La llana y pura realidad de lo planteado en el párrafo precedente es que la mayoría está de acuerdo con ello; pero qué curioso... que lo vean claro cuando se trata del comportamiento y acción entre personas, pero no lo ven igual cuando se trata de la relación entre los ciudadanos y el Estado. Es decir, que está mal que el vecino te dé órdenes o quite dinero, pero si es el Estado entonces está bien. ¿Cómo explicamos eso?
Los humanos en nuestra trata con los demás establecemos precios y demás por lo que compramos y vendemos, pero de pronto aparece el Gobierno para decir que en tal o cual caso ya no; compungiendo a unos, imponiendo condiciones para su negocio, bajo la baladí excusa de un ‘interés social ' nebuloso que en realidad significa que el legislador o la autoridad del caso quiere ganar votos.
Ejemplos sobran, pero la reciente ley de estacionamientos es prueba de una mentalidad estatista desbocada; pues la función de Gobierno no es la de dictarnos cómo conducir nuestros asuntos, sino de velar porque unos no ejerzan compulsión sobre otros.

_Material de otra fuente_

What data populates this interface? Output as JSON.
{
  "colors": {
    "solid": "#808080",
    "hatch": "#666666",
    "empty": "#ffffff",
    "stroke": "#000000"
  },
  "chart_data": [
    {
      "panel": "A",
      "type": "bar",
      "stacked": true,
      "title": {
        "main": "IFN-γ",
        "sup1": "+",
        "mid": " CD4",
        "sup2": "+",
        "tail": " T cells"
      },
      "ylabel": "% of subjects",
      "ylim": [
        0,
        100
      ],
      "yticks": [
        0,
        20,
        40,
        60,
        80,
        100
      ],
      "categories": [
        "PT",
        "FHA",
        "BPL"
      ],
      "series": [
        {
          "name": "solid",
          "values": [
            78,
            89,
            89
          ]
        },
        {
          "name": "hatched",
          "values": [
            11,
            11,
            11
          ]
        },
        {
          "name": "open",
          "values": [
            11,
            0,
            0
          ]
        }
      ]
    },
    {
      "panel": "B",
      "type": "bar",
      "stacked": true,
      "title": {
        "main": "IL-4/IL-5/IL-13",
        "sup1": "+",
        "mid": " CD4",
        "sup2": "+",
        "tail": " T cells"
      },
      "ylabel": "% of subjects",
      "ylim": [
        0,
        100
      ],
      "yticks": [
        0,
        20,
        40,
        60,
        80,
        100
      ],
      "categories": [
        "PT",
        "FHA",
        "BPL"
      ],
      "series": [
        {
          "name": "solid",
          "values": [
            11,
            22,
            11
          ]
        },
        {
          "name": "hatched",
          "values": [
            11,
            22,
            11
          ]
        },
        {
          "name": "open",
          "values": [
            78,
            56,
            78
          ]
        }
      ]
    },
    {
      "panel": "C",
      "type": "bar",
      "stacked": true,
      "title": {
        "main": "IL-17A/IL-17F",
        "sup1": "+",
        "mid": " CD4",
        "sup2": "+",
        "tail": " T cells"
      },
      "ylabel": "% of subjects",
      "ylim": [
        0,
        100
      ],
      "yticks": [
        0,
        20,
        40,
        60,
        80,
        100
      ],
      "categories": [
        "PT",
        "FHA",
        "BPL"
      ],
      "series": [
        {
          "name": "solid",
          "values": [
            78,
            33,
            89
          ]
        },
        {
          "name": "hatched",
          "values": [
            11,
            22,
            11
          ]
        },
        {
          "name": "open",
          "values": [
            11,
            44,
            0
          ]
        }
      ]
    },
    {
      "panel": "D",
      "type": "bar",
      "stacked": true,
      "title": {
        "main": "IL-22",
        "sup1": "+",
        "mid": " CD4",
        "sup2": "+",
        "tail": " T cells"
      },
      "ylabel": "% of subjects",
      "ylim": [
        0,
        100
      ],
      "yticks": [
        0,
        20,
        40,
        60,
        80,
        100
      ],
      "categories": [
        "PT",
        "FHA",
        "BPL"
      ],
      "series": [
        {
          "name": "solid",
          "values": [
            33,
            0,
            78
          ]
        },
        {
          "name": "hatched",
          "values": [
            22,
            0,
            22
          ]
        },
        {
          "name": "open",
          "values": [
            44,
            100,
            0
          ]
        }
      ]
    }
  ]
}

Entonces, ¿qué ocurre cuando el camino se nos dicta y resulta que ese camino nos conduce al descalabro? ¿Acaso el Estado sale a pedir perdón y a resarcir daños? Lo típico es que el politicastro simplemente diga que tu fracaso se debe a tu incompetencia; pero si logras éxito, ello se le atribuye al Estado. ¡Qué lindo!
A todo esto, muchos opinan que dar libertad de acción al pueblo es peligroso. Más aún, muchos piensan que es necesario dirigir al rebaño incauto e ignorante. Y más allá hay quienes piensan que vivir en plena libertad es vivir al margen de la ley, lo cual es craso error. La misma Constitución señala que los ciudadanos podemos hacer todo lo que no está explícitamente prohibido. De hecho, vivir en plena libertad es vivir bajo la más elevada de las leyes; la de la Naturaleza de la Creación, que es la única que puede dar riqueza al hombre. Y en ese sentido Ralph Waldo Emerson sentenció: ‘Si algún hombre cree que esta ley es floja, veamos si puede vivir bajo sus mandamientos un solo día '.
Disminuir la libertad no conduce a la sabiduría, pues el hombre solo aprende como resultado de sus actos. No hacemos diestro al carpintero, si le atamos las manos. Y el padre que envía a su hijo a la escuela porque la ley lo obliga, pierde mérito. La historia está repleta de catástrofes originadas por el abuso del poder. Las Escrituras nos advierten los problemas de querer un rey, pero seguimos buscando falsos salvadores. Y a veces el rey se disfraza de una falsa democracia convertida en una dictadura de las mayorías; no para garantizar la libertad, sino para compeler a la minoría a sus deseos.
El gran reto es una educación libre de interferencias politiqueras.